Blinking against the speedy wind, Twilight asked, “Wait, they’re still here? When are we!?”

“See… for… yourself!” Pinkie said, reaching the top of a tree-covered cliff and holding Twilight over the edge. The ocean lapped the sharp rocks far below, making Twilight squirm in Pinkie’s grasp.

“Gaaah! What are you doing?”

“Look! Down there, to your right!”

Twilight glanced as directed, noticing the Lutwidge’s minimized crew gathered on a briny beach. The ship itself was anchored at sea, and the ponies were waiting for the Bellsteed to return with a smaller boat to carry them all back to the ship.

Squinting, Twilight recognized Feather, Butch, and Caster, huddled in a tight circle away from the rest of the group. From their weary slouches, Twilight guessed they had been searching for Bluish for some time. “They’re going back?”

“Yes,” Pinkie sighed as she stood at the edge of the cliff.

Twilight frowned. “Did they catch a Snark?”

“Noooo,” Pinkie moaned, shaking her head. A trail of tears slid down her face.

“So…” Twilight shifted in Pinkie’s outstretched forelegs. “They lost two of their crew…”

“Three,” Pinkie corrected. “They never found the Boots.”

“And they didn’t do what they came here to do.”

“Nope.”

Her violet eyes narrowed. “Then… what was the point of coming back here? Just to watch them mourn?”

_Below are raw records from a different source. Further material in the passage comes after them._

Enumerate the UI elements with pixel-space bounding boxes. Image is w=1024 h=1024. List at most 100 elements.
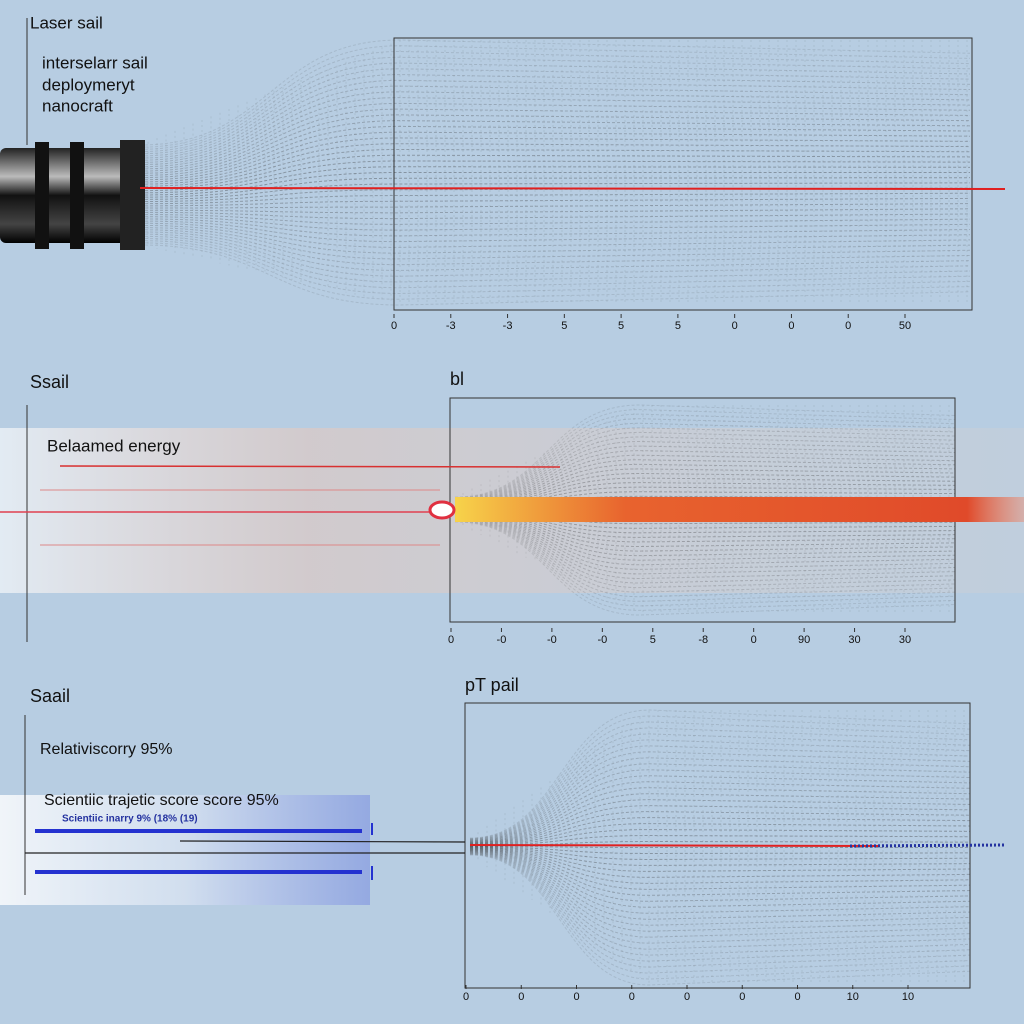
mesh-line — [469, 847, 971, 866]
mesh-line — [469, 848, 971, 896]
mesh-line — [139, 187, 971, 203]
mesh-line — [139, 227, 971, 260]
note: Scientiic trajetic score score 95% — [44, 792, 279, 809]
mesh-line — [454, 518, 956, 593]
mesh-line — [454, 422, 956, 500]
mesh-line — [139, 51, 971, 150]
mesh-line — [469, 715, 971, 839]
mesh-line — [469, 847, 971, 872]
mesh-line — [139, 222, 971, 248]
mesh-line — [469, 850, 971, 920]
note: Belaamed energy — [47, 436, 181, 455]
mesh-line — [139, 102, 971, 170]
mesh-line — [469, 745, 971, 841]
tick-label: 5 — [675, 320, 681, 332]
mesh-line — [139, 220, 971, 243]
tick-label: 0 — [751, 634, 757, 646]
mesh-line — [469, 851, 971, 938]
plot-frame — [393, 37, 973, 311]
emitter-ring — [70, 142, 84, 249]
mesh-line — [469, 850, 971, 914]
mesh-line — [469, 851, 971, 944]
mesh-line — [454, 518, 956, 589]
mesh-line — [139, 233, 971, 277]
mesh-line — [454, 413, 956, 499]
panel-title: Ssail — [30, 372, 69, 392]
panel-title: Laser sail — [30, 13, 103, 32]
mesh-line — [469, 848, 971, 890]
emitter-ring — [35, 142, 49, 249]
mesh-line — [469, 721, 971, 840]
mesh-line — [454, 521, 956, 616]
tick-label: -3 — [503, 320, 513, 332]
sail-craft — [428, 500, 456, 520]
tick-label: 0 — [573, 991, 579, 1003]
mesh-line — [469, 769, 971, 843]
emitter-ring — [120, 140, 145, 250]
tick-label: 0 — [463, 991, 469, 1003]
tick-label: -0 — [597, 634, 607, 646]
mesh-line — [454, 520, 956, 607]
tick-label: 0 — [448, 634, 454, 646]
mesh-line — [139, 177, 971, 198]
tick-label: 10 — [847, 991, 859, 1003]
energy-line — [59, 465, 561, 468]
mesh-line — [139, 56, 971, 153]
mesh-line — [469, 787, 971, 844]
note: interselarr sail — [42, 53, 148, 72]
mesh-line — [454, 427, 956, 501]
mesh-line — [469, 852, 971, 956]
tick-label: 0 — [739, 991, 745, 1003]
tick-label: 5 — [561, 320, 567, 332]
mesh-line — [469, 847, 971, 878]
mesh-line — [469, 851, 971, 932]
mesh-line — [469, 751, 971, 842]
mesh-line — [469, 805, 971, 845]
mesh-line — [139, 68, 971, 157]
mesh-line — [469, 757, 971, 842]
mesh-line — [469, 733, 971, 840]
mesh-line — [139, 154, 971, 189]
mesh-line — [139, 242, 971, 300]
tick-label: -8 — [698, 634, 708, 646]
blue-glow — [0, 795, 370, 905]
mesh-line — [139, 211, 971, 220]
mesh-line — [469, 799, 971, 845]
tick-label: 0 — [684, 991, 690, 1003]
mesh-line — [454, 519, 956, 598]
tick-label: 0 — [794, 991, 800, 1003]
mesh-line — [469, 781, 971, 843]
tick-label: -3 — [446, 320, 456, 332]
note: nanocraft — [42, 96, 113, 115]
mesh-line — [139, 74, 971, 159]
plot-title: bl — [450, 369, 464, 389]
tick-label: 30 — [848, 634, 860, 646]
mesh-line — [454, 409, 956, 499]
plot-title: pT pail — [465, 675, 519, 695]
panel-title: Saail — [30, 686, 70, 706]
tick-label: 50 — [899, 320, 911, 332]
red-beam — [469, 844, 881, 847]
tick-label: 90 — [798, 634, 810, 646]
tick-label: 10 — [902, 991, 914, 1003]
tick-label: 30 — [899, 634, 911, 646]
mesh-line — [139, 224, 971, 254]
tick-label: 0 — [845, 320, 851, 332]
mesh-line — [469, 848, 971, 884]
tick-label: 0 — [732, 320, 738, 332]
note: Relativiscorry 95% — [40, 741, 172, 758]
mesh-line — [139, 192, 971, 205]
mesh-line — [139, 214, 971, 225]
mesh-line — [469, 811, 971, 845]
mesh-line — [139, 131, 971, 181]
mesh-line — [469, 846, 971, 860]
mesh-line — [139, 97, 971, 168]
mesh-line — [139, 203, 971, 209]
mesh-line — [139, 229, 971, 266]
mesh-line — [139, 197, 971, 207]
mesh-line — [469, 823, 971, 846]
mesh-line — [139, 143, 971, 185]
mesh-line — [139, 166, 971, 194]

“Well, that would make for good closure if this was a tragedy,” Pinkie allowed, nodding at the sky, “but since it’s a comedy, it has a happy ending!”

Twilight groaned. “Pinkie, what are you talking about? What else is there for us to see?”

“Do you remember why the Bellsteed brought his crew to the Wabe, Twilight?”

“Sure. Clover the Clever commissioned them to…. Oh!” She kicked her legs in open air, trying to escape Pinkie’s frightening position. “Star Swirl the Bearded! Did they ever find him?”

Pinkie smirked at the pony hanging over the cliff. “Nope… but I know where he is.”